周嬤嬤見狀,麵帶喜色的看著白臻兒說:“小姐,姨娘這病是她自己折騰出來的,就想拉著老奴來陷害你。說是你指使老奴虐待她們母女。”
“姨娘是如何說的?”白臻兒不懂聲色的打量著麵前的周嬤嬤。
“姨娘就是這般在老爺麵前說的。隻是,小姐放心,老奴已經在老爺的麵前解釋過了。”周嬤嬤帶著討好的笑。
“臻兒,得多謝嬤嬤提醒了。”
“這都是老奴應該的,為了葉子老奴在所不辭。”
“嬤嬤不用擔心,答應嬤嬤的事情,我一定會做到。”雖然知道這周嬤嬤來意不明,但是敵人的敵人就是朋友,她也不點破。
可是,這時候白夫人卻走了出來,麵色不愉的看著她們二人說:“答應什麼事情?”
周嬤嬤的臉色一變,默默的退在一旁沒有說話。
“就是答應周嬤嬤找葉子啊。母親裏麵的人如何了?”
“還沒死。臻兒,你跟我走。”臨走之前,白夫人冷眼看了周嬤嬤一眼,最終是什麼都沒說的離開了。
一走進主院的屋子,白夫人的神色就不太好。白臻兒就猜測剛才的話被白夫人聽到了,然後白夫人也許誤會了什麼。但是也不能夠確定,她也隻好等著白夫人說話。
半響後,白夫人才緩緩開口:“臻兒,你可知你做錯了什麼?”
“臻兒不知,還請母親明示。”聽白夫人這口氣,果然白夫人是誤會了啊。
白夫人把手裏的茶杯重重的擱在桌子上麵,“知錯不改,這就是你現在長的性子麼?”
“母親,臻兒什麼都沒做,你要我怎麼認錯,認什麼錯?”
“你敢說呂姨娘的事情,不是你做的?”
“母親就憑剛才聽到的話,這就確定是我做的麼?我可不依。”
“好,好,好。”白夫人連著說了三個好字,最後白夫人揉著眉頭,“看來平時是我太過縱容你了。罰你去跪祠堂,不想明白錯在哪兒,就不要回來。”
“去就去。”白臻兒說著氣話,轉身就離開了主院。
不消多久,整個白府都知道白家小姐指使嬤嬤苛刻懷孕的姨娘。

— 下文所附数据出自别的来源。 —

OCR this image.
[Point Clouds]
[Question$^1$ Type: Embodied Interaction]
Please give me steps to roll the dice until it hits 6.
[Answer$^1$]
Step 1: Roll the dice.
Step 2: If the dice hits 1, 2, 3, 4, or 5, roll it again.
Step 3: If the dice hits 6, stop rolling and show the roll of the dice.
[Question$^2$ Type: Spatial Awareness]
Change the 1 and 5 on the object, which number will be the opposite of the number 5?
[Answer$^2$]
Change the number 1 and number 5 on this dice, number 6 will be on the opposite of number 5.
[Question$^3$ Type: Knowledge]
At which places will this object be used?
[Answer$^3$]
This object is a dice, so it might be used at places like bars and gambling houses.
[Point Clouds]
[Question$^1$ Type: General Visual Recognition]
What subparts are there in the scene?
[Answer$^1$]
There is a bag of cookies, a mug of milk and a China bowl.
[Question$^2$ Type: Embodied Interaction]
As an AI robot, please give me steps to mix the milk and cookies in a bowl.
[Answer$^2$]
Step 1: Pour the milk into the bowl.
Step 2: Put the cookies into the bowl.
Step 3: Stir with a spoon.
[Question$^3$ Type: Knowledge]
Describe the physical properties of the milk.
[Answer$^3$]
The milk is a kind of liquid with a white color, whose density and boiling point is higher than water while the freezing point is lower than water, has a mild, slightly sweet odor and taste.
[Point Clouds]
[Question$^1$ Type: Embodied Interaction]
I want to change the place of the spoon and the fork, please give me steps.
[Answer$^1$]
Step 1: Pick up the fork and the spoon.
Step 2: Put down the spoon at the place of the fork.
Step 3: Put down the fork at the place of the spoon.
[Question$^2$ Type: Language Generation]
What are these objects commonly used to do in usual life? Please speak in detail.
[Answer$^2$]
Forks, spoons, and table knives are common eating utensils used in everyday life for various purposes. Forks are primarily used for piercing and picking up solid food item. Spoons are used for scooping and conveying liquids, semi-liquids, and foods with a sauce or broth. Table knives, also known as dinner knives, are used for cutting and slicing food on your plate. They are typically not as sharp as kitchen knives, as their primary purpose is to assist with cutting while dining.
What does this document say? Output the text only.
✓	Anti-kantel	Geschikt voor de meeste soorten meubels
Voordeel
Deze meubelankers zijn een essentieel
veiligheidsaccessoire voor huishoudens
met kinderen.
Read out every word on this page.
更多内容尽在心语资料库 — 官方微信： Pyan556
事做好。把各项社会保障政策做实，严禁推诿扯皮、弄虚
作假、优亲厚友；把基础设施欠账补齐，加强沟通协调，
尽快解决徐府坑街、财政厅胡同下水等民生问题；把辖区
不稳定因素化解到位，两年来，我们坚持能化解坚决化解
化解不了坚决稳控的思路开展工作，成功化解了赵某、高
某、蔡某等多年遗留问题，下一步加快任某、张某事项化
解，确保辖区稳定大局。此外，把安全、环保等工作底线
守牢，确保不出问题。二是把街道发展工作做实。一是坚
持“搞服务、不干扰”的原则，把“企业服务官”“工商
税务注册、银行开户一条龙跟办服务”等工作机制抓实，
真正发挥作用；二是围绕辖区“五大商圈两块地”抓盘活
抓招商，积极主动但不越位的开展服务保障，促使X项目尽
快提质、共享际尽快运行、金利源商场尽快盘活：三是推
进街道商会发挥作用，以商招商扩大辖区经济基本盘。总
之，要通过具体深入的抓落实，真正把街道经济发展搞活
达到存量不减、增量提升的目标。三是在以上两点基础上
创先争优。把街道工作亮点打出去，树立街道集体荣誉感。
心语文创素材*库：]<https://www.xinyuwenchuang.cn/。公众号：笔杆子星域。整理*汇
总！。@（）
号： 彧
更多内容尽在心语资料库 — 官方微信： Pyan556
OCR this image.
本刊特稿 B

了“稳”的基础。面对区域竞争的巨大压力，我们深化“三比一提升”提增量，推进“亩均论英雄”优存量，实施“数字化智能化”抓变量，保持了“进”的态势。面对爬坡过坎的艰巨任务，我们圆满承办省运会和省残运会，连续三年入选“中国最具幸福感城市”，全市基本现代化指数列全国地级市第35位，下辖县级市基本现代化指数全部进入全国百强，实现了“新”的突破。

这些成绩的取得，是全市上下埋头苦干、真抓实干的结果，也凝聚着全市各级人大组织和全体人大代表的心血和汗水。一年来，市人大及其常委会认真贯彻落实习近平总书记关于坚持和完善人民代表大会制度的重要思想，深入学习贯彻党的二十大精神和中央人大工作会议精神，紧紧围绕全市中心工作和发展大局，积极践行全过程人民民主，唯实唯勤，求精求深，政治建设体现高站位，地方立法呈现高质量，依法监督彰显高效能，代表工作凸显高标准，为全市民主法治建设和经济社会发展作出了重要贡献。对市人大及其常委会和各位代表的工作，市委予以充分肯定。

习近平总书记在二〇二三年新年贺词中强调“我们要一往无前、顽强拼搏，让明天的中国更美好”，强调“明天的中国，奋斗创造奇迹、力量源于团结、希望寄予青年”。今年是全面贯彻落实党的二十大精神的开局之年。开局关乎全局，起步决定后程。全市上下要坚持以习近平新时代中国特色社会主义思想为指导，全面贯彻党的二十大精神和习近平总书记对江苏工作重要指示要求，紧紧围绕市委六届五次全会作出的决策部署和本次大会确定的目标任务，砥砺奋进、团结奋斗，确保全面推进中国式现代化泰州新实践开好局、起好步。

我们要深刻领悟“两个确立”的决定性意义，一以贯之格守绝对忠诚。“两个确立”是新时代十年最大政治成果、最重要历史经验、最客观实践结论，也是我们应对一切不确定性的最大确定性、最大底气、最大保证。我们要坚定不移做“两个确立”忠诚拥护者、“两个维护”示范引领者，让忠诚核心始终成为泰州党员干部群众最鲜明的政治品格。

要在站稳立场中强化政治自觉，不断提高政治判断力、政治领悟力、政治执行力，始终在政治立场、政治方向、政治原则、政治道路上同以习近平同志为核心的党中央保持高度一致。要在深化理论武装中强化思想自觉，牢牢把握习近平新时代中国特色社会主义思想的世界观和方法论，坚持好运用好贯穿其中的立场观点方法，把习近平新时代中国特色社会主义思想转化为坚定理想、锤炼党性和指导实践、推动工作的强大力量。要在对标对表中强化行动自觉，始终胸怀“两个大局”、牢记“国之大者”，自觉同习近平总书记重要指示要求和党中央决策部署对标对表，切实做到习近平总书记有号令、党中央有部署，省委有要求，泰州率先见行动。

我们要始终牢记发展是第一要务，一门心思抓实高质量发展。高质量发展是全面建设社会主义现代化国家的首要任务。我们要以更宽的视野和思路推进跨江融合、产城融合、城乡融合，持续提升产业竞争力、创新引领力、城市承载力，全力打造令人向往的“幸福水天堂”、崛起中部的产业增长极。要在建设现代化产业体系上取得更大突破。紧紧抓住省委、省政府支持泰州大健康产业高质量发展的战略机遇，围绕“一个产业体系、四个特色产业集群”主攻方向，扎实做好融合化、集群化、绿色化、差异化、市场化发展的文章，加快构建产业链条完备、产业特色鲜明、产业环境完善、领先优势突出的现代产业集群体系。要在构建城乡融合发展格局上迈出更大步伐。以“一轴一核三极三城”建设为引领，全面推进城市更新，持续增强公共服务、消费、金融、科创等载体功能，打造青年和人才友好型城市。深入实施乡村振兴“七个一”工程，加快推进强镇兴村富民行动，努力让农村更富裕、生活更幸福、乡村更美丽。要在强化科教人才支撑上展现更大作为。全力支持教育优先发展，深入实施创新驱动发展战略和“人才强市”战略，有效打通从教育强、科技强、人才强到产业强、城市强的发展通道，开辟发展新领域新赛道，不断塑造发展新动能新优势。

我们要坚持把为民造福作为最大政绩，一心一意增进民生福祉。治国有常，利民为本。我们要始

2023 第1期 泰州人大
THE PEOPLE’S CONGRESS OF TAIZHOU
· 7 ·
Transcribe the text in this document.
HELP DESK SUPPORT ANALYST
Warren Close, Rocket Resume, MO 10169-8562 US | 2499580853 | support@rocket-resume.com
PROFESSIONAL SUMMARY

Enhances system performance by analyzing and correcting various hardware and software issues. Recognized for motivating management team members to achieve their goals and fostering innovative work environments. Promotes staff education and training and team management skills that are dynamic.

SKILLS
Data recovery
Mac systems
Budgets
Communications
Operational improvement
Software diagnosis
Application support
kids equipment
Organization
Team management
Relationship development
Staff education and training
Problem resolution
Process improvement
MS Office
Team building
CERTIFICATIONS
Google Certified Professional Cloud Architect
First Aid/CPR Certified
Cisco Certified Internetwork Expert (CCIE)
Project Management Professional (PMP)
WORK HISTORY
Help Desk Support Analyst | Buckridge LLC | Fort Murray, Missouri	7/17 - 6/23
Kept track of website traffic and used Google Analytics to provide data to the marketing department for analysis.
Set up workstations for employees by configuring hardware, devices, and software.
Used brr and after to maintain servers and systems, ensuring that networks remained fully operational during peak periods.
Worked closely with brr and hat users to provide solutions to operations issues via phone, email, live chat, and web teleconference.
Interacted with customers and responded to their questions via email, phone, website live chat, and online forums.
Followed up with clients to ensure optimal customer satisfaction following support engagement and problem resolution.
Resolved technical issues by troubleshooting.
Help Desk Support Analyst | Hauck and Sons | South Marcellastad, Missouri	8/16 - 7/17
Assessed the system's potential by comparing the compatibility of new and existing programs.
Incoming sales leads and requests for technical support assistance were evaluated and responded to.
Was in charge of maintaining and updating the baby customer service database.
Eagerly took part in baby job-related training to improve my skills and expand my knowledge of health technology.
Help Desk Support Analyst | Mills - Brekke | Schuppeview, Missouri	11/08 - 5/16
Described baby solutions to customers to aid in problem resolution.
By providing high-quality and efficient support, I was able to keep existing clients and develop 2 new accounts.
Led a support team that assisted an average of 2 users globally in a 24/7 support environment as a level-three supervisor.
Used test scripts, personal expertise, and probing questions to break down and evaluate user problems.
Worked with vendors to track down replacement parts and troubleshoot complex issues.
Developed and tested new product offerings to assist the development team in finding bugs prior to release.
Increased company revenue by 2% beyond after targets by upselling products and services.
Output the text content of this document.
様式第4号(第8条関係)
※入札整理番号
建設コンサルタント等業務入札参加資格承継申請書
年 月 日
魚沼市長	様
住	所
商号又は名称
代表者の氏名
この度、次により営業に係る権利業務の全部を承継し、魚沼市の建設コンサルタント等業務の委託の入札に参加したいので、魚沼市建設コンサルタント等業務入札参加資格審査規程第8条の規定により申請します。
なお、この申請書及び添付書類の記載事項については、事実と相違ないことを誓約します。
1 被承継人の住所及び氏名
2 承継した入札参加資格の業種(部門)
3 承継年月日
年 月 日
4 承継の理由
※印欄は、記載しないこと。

白老爺在知道這個消息後,還砸了一個杯子。
白臻兒是第二次來這個白家的祠堂,這個在後院的祠堂,平時可算是人跡罕至。
白臻兒在膝蓋綁著小桃送過來的墊子,這樣跪著還好一些。她抬起頭觀察著上麵的牌位,估計今晚她都要在這裏度過,這次惹得白夫人的確是有些狠了。
晚上的時候,回到白府的白家大爺也聽說了自家小妹被罰跪祠堂了,當即就拿著東西去了祠堂,表示友好的慰問。終於有了同盟,白鏡頗感欣慰。
“吃點唄?”白鏡笑著坐在一旁蒲團上。
白臻兒也不客氣,當即就拿起筷子吃東西。表情從容地,一點都沒有被罰後的沮喪。
“我說你怎麼就這麼倔強呢?去跟母親服個軟,這事兒就算是過去了。”
“不去。”白臻兒咽下口中食物,語言幹脆的拒絕道。
“你還真打算再這個地方跪一晚上啊?我的姑奶奶。”白鏡繼續勸著說,“你別逞強啊,我跟你說,我之前跪這裏的時候,大晚上的陰森森。可恐怖了。”
白臻兒白了一眼白鏡,你還真當我是三歲小孩啊。不做虧心事,不怕鬼敲門。她怕什麼?